Marcin Makowski: - Trochę to wygląda jak powrót do przeszłości. Na razie widzimy próbę odgrzania sporów, które Donald Tusk zostawił w Polsce, kiedy wyjeżdżał do Brukseli. Wraca retoryka twardej polaryzacji, retoryka PiS jako osi zła, z którym trzeba walczyć. W niedzielę na konferencji prasowej Donald Tusk uderzył w tony znanej dychotomii: my jesteśmy europejscy i uśmiechnięci, oni chcą autorytaryzmu i pójść do łóżka z Putinem. To może być skuteczne. Przynajmniej na średni dystans. Nie da się tego jednak stosować nieustannie w sytuacji, gdy do wyborów, jeśli się nic nie wydarzy, zostało jeszcze 2 lata. To, że efekt Tuska nastąpi jest niewątpliwe. Ale czy będzie to efekt trwały, pozostaje wielkim znakiem zapytania.
- PO będzie musiała wyjść poza tą logikę polaryzacji, jeśli będzie chciała myśleć o zwycięstwie wyborczym?
- Będzie to trudne, choć też PO próbowała już różnych rzeczy w okresie bezkrólewia. Nie zadziałało ani jednoczenie opozycji, ani program pozytywny, ani zaostrzanie retoryki. Każdy z tych wariantów został przetestowany i był wyborach negatywnie weryfikowany. Tusk jednak uznał, że nie ma co się kopać z koniem, tylko trzeba wrócić do ostrej polaryzacji między PO i PiS. To może być ekscytujące, dla kogoś, kto widział Platformę przegrywającą przez 7 lat. Dla kogoś, kto stoi z boku, obawiam się, że może być destrukcyjne dla Polski, ponieważ wpycha nas to jeszcze bardziej w podziały.

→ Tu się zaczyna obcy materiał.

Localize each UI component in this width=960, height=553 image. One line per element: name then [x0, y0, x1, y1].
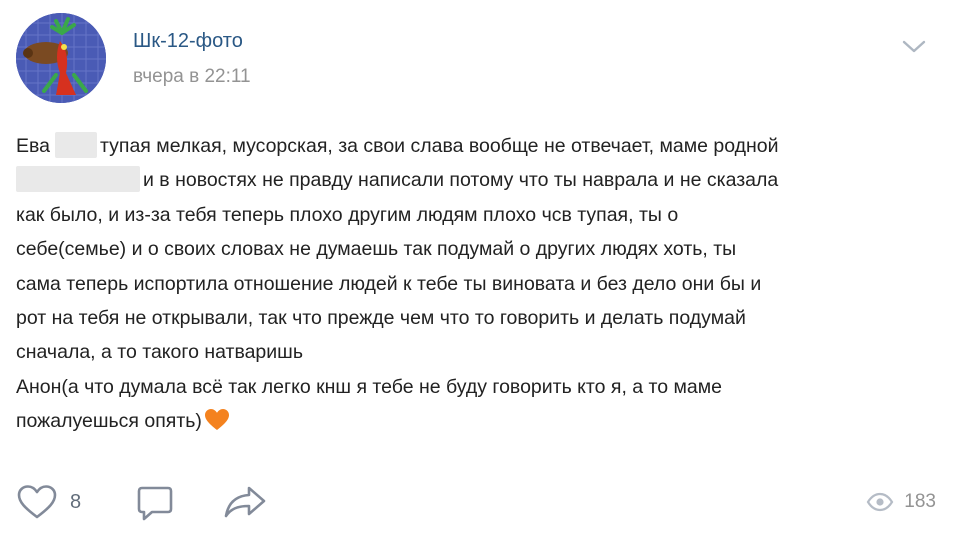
text-line: Анон(а что думала всё так легко кнш я те…: [16, 375, 723, 398]
comment-button[interactable]: [136, 484, 174, 522]
text-line: себе(семье) и о своих словах не думаешь …: [16, 238, 737, 261]
text-line: как было, и из-за тебя теперь плохо друг…: [16, 203, 679, 226]
eye-icon: [867, 492, 894, 512]
text-line: Ева тупая мелкая, мусорская, за свои слав…: [16, 129, 936, 163]
avatar[interactable]: [16, 13, 106, 103]
redacted-name: [55, 132, 97, 158]
post-text: Ева тупая мелкая, мусорская, за свои слав…: [16, 129, 936, 439]
share-button[interactable]: [223, 484, 267, 520]
heart-outline-icon: [17, 485, 57, 519]
views-counter: 183: [866, 491, 936, 513]
views-count: 183: [904, 491, 936, 512]
author-link[interactable]: Шк-12-фото: [133, 30, 243, 53]
chevron-down-icon: [902, 40, 926, 53]
like-button[interactable]: 8: [16, 484, 81, 520]
text-line: сама теперь испортила отношение людей к …: [16, 272, 762, 295]
redacted-name: [16, 166, 140, 193]
wall-post: Шк-12-фото вчера в 22:11 Ева тупая мелкая…: [0, 0, 960, 553]
post-actions: 8 183: [16, 484, 936, 524]
text-line: рот на тебя не открывали, так что прежде…: [16, 306, 746, 329]
post-timestamp[interactable]: вчера в 22:11: [133, 66, 251, 88]
comment-bubble-icon: [137, 486, 173, 521]
post-menu-button[interactable]: [898, 34, 930, 58]
text-line: и в новостях не правду написали потому ч…: [16, 163, 936, 197]
avatar-moose-image: [16, 13, 106, 103]
orange-heart-emoji-icon: [204, 409, 229, 431]
like-count: 8: [70, 490, 82, 513]
text-line: пожалуешься опять): [16, 404, 936, 438]
share-arrow-icon: [224, 486, 266, 518]
text-line: сначала, а то такого натваришь: [16, 341, 303, 364]
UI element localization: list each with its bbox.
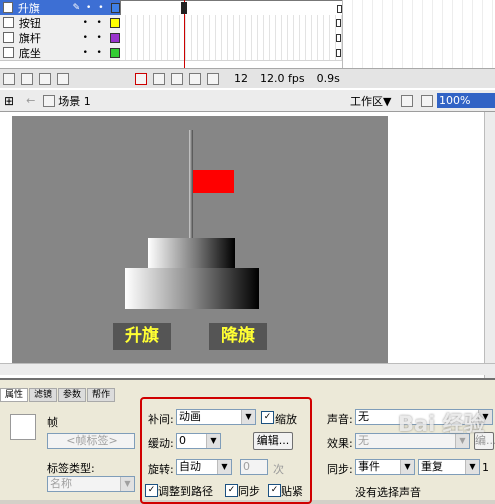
outline-color-swatch[interactable] [111,2,120,13]
base-top-tier[interactable] [148,238,235,268]
edit-symbols-icon[interactable] [401,95,413,107]
elapsed-time: 0.9s [316,72,340,85]
repeat-count[interactable]: 1 [482,461,489,474]
layer-icon [3,47,14,58]
tab-filters[interactable]: 滤镜 [29,388,58,402]
orient-to-path-label: 调整到路径 [158,485,213,498]
label-type-select[interactable]: 名称 ▼ [47,476,135,492]
frame-span-4[interactable] [120,45,342,61]
tab-parameters[interactable]: 参数 [58,388,87,402]
ease-input[interactable]: 0 ▼ [176,433,221,449]
sync-label: 同步 [238,485,260,498]
frame-type-icon [10,414,36,440]
sync-checkbox[interactable]: ✓ [225,484,238,497]
lower-flag-button[interactable]: 降旗 [209,323,267,350]
layer-icon [3,2,13,13]
add-motion-guide-icon[interactable] [21,72,33,85]
pencil-icon: ✎ [72,2,81,13]
raise-flag-button[interactable]: 升旗 [113,323,171,350]
label-type-label: 标签类型: [47,462,95,475]
watermark-logo: Bai 经验 [398,412,485,436]
outline-color-swatch[interactable] [110,17,120,28]
timeline-status-bar: 12 12.0 fps 0.9s [0,68,495,88]
sound-label: 声音: [327,413,353,426]
delete-layer-icon[interactable] [57,72,69,85]
frame-label-input[interactable]: <帧标签> [47,433,135,449]
timeline-toggle-icon[interactable]: ⊞ [4,94,14,108]
sound-sync-select[interactable]: 事件 ▼ [355,459,415,475]
layer-name[interactable]: 按钮 [19,15,78,31]
properties-panel: 属性 滤镜 参数 帮作 帧 <帧标签> 标签类型: 名称 ▼ 补间: 动画 ▼ ✓ … [0,378,495,504]
sync2-label: 同步: [327,463,353,476]
insert-layer-icon[interactable] [3,72,15,85]
edit-bar: ⊞ ← 场景 1 工作区▼ 100% [0,90,495,112]
properties-tabs: 属性 滤镜 参数 帮作 [0,388,116,402]
outline-color-swatch[interactable] [110,32,120,43]
snap-label: 贴紧 [281,485,303,498]
snap-checkbox[interactable]: ✓ [268,484,281,497]
orient-to-path-checkbox[interactable]: ✓ [145,484,158,497]
tab-actions[interactable]: 帮作 [87,388,116,402]
layer-icon [3,32,14,43]
lock-dot[interactable]: • [95,3,107,13]
lock-dot[interactable]: • [92,33,106,43]
frame-ruler[interactable] [342,0,495,68]
tween-select[interactable]: 动画 ▼ [176,409,256,425]
edit-ease-button[interactable]: 编辑... [253,432,293,450]
lock-dot[interactable]: • [92,48,106,58]
playhead-handle[interactable] [181,2,187,14]
layer-name[interactable]: 底坐 [19,45,78,61]
frame-heading: 帧 [47,416,58,429]
rotate-label: 旋转: [148,463,174,476]
visibility-dot[interactable]: • [78,33,92,43]
scale-label: 缩放 [275,413,297,426]
insert-folder-icon[interactable] [39,72,51,85]
effect-label: 效果: [327,437,353,450]
center-frame-icon[interactable] [135,72,147,85]
edit-multiple-frames-icon[interactable] [189,72,201,85]
back-arrow-icon[interactable]: ← [26,94,35,107]
current-frame: 12 [234,72,248,85]
layer-icon [3,17,14,28]
scale-checkbox[interactable]: ✓ [261,411,274,424]
stage[interactable]: 升旗 降旗 [12,116,388,374]
edit-scene-icon[interactable] [421,95,433,107]
vertical-scrollbar[interactable] [484,112,495,380]
red-flag[interactable] [193,170,234,193]
layer-name[interactable]: 旗杆 [19,30,78,46]
rotate-select[interactable]: 自动 ▼ [176,459,232,475]
scene-icon [43,94,56,107]
no-sound-text: 没有选择声音 [355,486,421,499]
zoom-input[interactable]: 100% [437,93,495,108]
modify-onion-markers-icon[interactable] [207,72,219,85]
scene-label: 场景 1 [58,94,91,108]
lock-dot[interactable]: • [92,18,106,28]
layer-name[interactable]: 升旗 [18,0,70,16]
horizontal-scrollbar[interactable] [0,363,495,375]
repeat-select[interactable]: 重复 ▼ [418,459,480,475]
frame-span-3[interactable] [120,30,342,46]
tab-properties[interactable]: 属性 [0,388,29,402]
visibility-dot[interactable]: • [78,48,92,58]
rotate-count-input[interactable]: 0 [240,459,268,475]
outline-color-swatch[interactable] [110,47,120,58]
visibility-dot[interactable]: • [78,18,92,28]
base-bottom-tier[interactable] [125,268,259,309]
frame-rate[interactable]: 12.0 fps [260,72,305,85]
workspace-area: 升旗 降旗 [0,112,495,380]
rotate-unit-label: 次 [273,463,284,476]
onion-outline-icon[interactable] [171,72,183,85]
ease-label: 缓动: [148,437,174,450]
visibility-dot[interactable]: • [83,3,95,13]
workspace-dropdown[interactable]: 工作区▼ [350,93,391,109]
onion-skin-icon[interactable] [153,72,165,85]
tween-label: 补间: [148,413,174,426]
frame-span-2[interactable] [120,15,342,31]
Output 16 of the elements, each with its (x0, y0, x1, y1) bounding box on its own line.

- Program pozytywny nie zadziałał bez Tuska, ale po powrocie Tuska będzie potrzebny? Bo chyba PO będzie musiała odpowiedzieć na konkretne pytania o rzeczywistość.
- Ja bym tego oczekiwał. Na razie słyszymy, by dać czas Tuskowi, bo musi rozkładać siły na długi bieg. Jest w tym pewna logika. Nie widzę jednak na razie tego, co próbował robić choćby Trzaskowski, kiedy mówił, że wyborcy PiS to też Polacy, z którymi chcemy mieć jakiś wspólny język, jeśli chcemy rządzić. Trudno powiedzieć, czego chciałby Donald Tusk, bo logika polaryzacji zmobilizuje też wyborców PiS, który popadł w marazm. Ciekaw jestem, co zaproponuje tu Tusk.